Special Risks

Gold’s Special Risks

All investments come with risks and rewards, gold included. “In many ways, gold IRAs have the same risks as any investment,” says Moy. “The price of gold can go up or down and have volatility. No one can accurately predict its future.”

But despite the risk, Moy says there is a reason to invest some of your retirement funds in the yellow stuff. “Gold has a 5,000-year history of being a store of value,” says Moy. “Stocks can go to zero [causing havoc to companies], as we’ve seen with Lehman Brothers, bonds can default as they did in Argentina or get big haircuts as in Greece. The value of the dollar has steadily gone down [at certain periods]. But gold will never be worth zero.”

If the price of gold does dip, Moy says that likely means your paper assets will be doing well. So, if your portfolio is balanced with gold and paper-based investments, a loss on the gold side will be balanced by the gain experienced by other assets. “Many of these risks exist for traditional IRAs, too. And traditional IRAs have risks that gold IRAs do not have,” he adds.

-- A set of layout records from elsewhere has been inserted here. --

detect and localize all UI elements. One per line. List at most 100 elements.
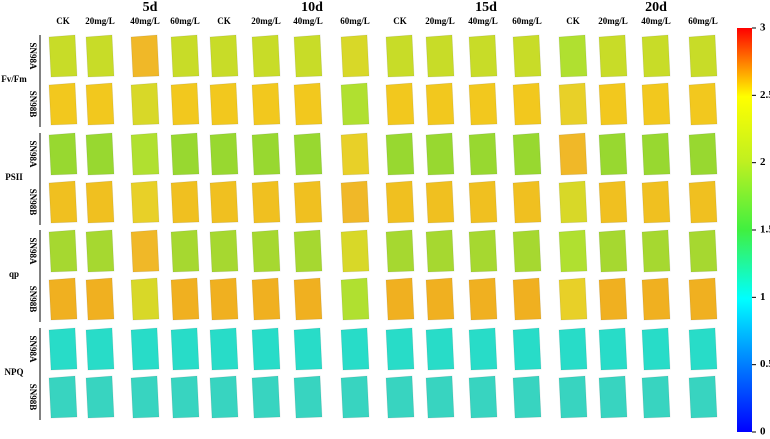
leaf-image <box>209 229 239 273</box>
leaf-image <box>170 82 200 126</box>
leaf-image <box>251 229 281 273</box>
leaf-image <box>293 277 323 321</box>
leaf-image <box>170 34 200 78</box>
leaf-image <box>130 229 160 273</box>
leaf-image <box>558 82 588 126</box>
leaf-image <box>598 327 628 371</box>
leaf-image <box>425 82 455 126</box>
leaf-image <box>48 375 78 419</box>
leaf-image <box>170 375 200 419</box>
cultivar-label: SN98A <box>28 335 38 363</box>
column-label: 60mg/L <box>512 16 542 26</box>
leaf-image <box>130 82 160 126</box>
leaf-image <box>293 132 323 176</box>
leaf-image <box>641 375 671 419</box>
colorbar-tick-label: 0 <box>760 426 766 438</box>
leaf-image <box>425 132 455 176</box>
leaf-image <box>688 34 718 78</box>
leaf-image <box>558 34 588 78</box>
leaf-image <box>209 82 239 126</box>
leaf-image <box>170 277 200 321</box>
day-label: 20d <box>645 0 667 15</box>
leaf-image <box>641 34 671 78</box>
cultivar-label: SN98B <box>28 286 38 313</box>
leaf-image <box>170 229 200 273</box>
leaf-image <box>209 327 239 371</box>
column-label: 60mg/L <box>688 16 718 26</box>
leaf-image <box>385 277 415 321</box>
leaf-image <box>85 132 115 176</box>
leaf-image <box>425 34 455 78</box>
leaf-image <box>251 82 281 126</box>
leaf-image <box>385 180 415 224</box>
leaf-image <box>251 375 281 419</box>
leaf-image <box>558 132 588 176</box>
leaf-image <box>340 327 370 371</box>
colorbar <box>737 28 752 432</box>
leaf-image <box>209 375 239 419</box>
leaf-image <box>48 277 78 321</box>
cultivar-label: SN98B <box>28 91 38 118</box>
leaf-image <box>130 132 160 176</box>
leaf-image <box>598 375 628 419</box>
group-label: NPQ <box>5 367 24 377</box>
leaf-image <box>251 277 281 321</box>
leaf-image <box>85 375 115 419</box>
leaf-image <box>558 327 588 371</box>
leaf-image <box>130 375 160 419</box>
column-label: CK <box>56 16 70 26</box>
leaf-image <box>641 132 671 176</box>
leaf-image <box>293 180 323 224</box>
leaf-image <box>130 277 160 321</box>
column-label: 40mg/L <box>468 16 498 26</box>
leaf-image <box>209 277 239 321</box>
leaf-image <box>641 82 671 126</box>
leaf-image <box>558 180 588 224</box>
cultivar-label: SN98A <box>28 140 38 168</box>
group-label: qp <box>9 269 19 279</box>
leaf-image <box>85 34 115 78</box>
leaf-image <box>512 34 542 78</box>
leaf-image <box>209 180 239 224</box>
leaf-image <box>512 327 542 371</box>
colorbar-tick-label: 0.5 <box>760 358 770 370</box>
colorbar-tick-label: 1 <box>760 291 766 303</box>
leaf-image <box>641 180 671 224</box>
day-label: 10d <box>301 0 323 15</box>
leaf-image <box>468 132 498 176</box>
leaf-image <box>598 180 628 224</box>
leaf-image <box>251 327 281 371</box>
leaf-image <box>641 277 671 321</box>
leaf-image <box>251 132 281 176</box>
leaf-image <box>558 229 588 273</box>
leaf-image <box>425 277 455 321</box>
leaf-image <box>170 327 200 371</box>
leaf-image <box>512 229 542 273</box>
leaf-image <box>293 375 323 419</box>
leaf-image <box>293 229 323 273</box>
cultivar-label: SN98A <box>28 42 38 70</box>
leaf-image <box>598 82 628 126</box>
cultivar-label: SN98B <box>28 189 38 216</box>
leaf-image <box>85 327 115 371</box>
leaf-image <box>425 180 455 224</box>
leaf-image <box>468 229 498 273</box>
leaf-image <box>48 327 78 371</box>
leaf-image <box>468 327 498 371</box>
column-label: CK <box>393 16 407 26</box>
column-label: 20mg/L <box>598 16 628 26</box>
leaf-image <box>598 132 628 176</box>
leaf-image <box>85 82 115 126</box>
leaf-image <box>85 277 115 321</box>
leaf-image <box>512 82 542 126</box>
leaf-image <box>48 180 78 224</box>
leaf-image <box>468 277 498 321</box>
leaf-image <box>209 34 239 78</box>
cultivar-label: SN98B <box>28 384 38 411</box>
leaf-image <box>688 132 718 176</box>
colorbar-tick-label: 3 <box>760 22 766 34</box>
leaf-image <box>385 132 415 176</box>
leaf-image <box>251 34 281 78</box>
leaf-image <box>48 34 78 78</box>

However, there are also some risks specific to investing in physical gold. Any physical commodity is subject to theft. Someone could break into the depository where your gold is being stored. However, to qualify for gold IRAs, depositories are required to be insured, which would protect your investment as long as your account doesn’t exceed the custodian’s stated value on accounts,

“There are also untrustworthy custodians who might steal from their customers’ accounts or commit fraud by selling your precious metals that they do not have nor are planning to buy,” says Moy. “These risks can be mitigated by choosing a custodian that ensures the financial transaction.